Oh sorry, sorry, My bad, I did not get what that code in Go ment. Now I have C++ code to go with small n, tha ones that could be fitted in unsigned long long int, and if somebody uses bigger n, that will not fit in unsigned long long int, then I could apply the third algoritme. But the problem with it is that the number n would be different in different evnironments, like int could depend on the ….. Well, cool that is indid fast but it should be applied with care! Thanks people nice stuff! So what data type Linux pros use for int?

@duskoKoscica: Ok, but I still don’t get what the multi-thread comment was about? Is that somewhere in the wolfram articles? I’m confused…

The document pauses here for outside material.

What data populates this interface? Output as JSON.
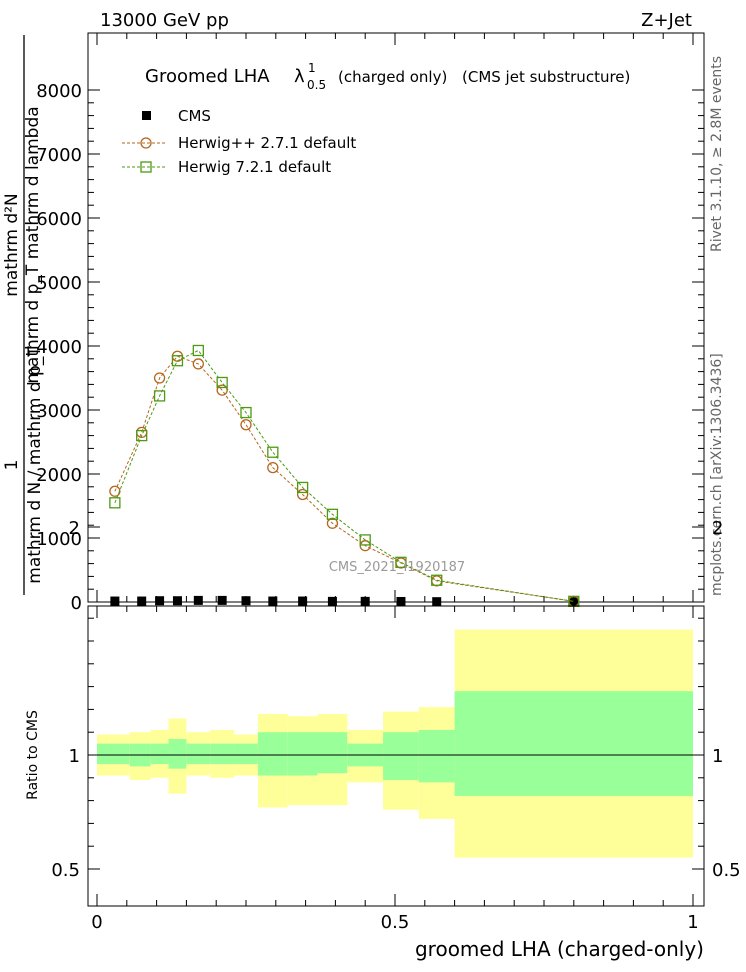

Regarding the int types (I wouldn’t consider myself a “pro”, though): There are generally two aspects to consider: performance and size. If you have huge arrays, size might be the constraining factor and you’d want your integer (or float for that matter) to be small (short (or float for floats)). However, (to the best of my knowledge) the CPU is usually built for handling larger ones efficiently (64bit), so for the CPU it doesn’t matter much, whether it has to process n times a 16 bit or a 64 bit integer (if we disregard transfer in memory for a moment — which makes a difference provided that the architecture can address smaller ints).

The vector I used is a particular example of how this gets difficult. A bool is normally 1 byte (because that’s the smallest allowed value), but the vector MAY be optimized such that one element consumes only the one bit it actually needs (but this makes operator[], e.g., a little different from normal).

Another remark: Be careful when porting code from one platform to another (I had that once, when Windows ints were 16 bit and Linux ints were 32)…

(not sure if all of this somehow answers your question, but I hope it helps)

As now thing look it was a micomunication. Like spagetti communication.

Don’t worry about now, I will find site where they have source code from Linux pross and that is what it make it so great. You don’t need to wait from some leaks like from … so that you figure out some technologies… Have nice day people!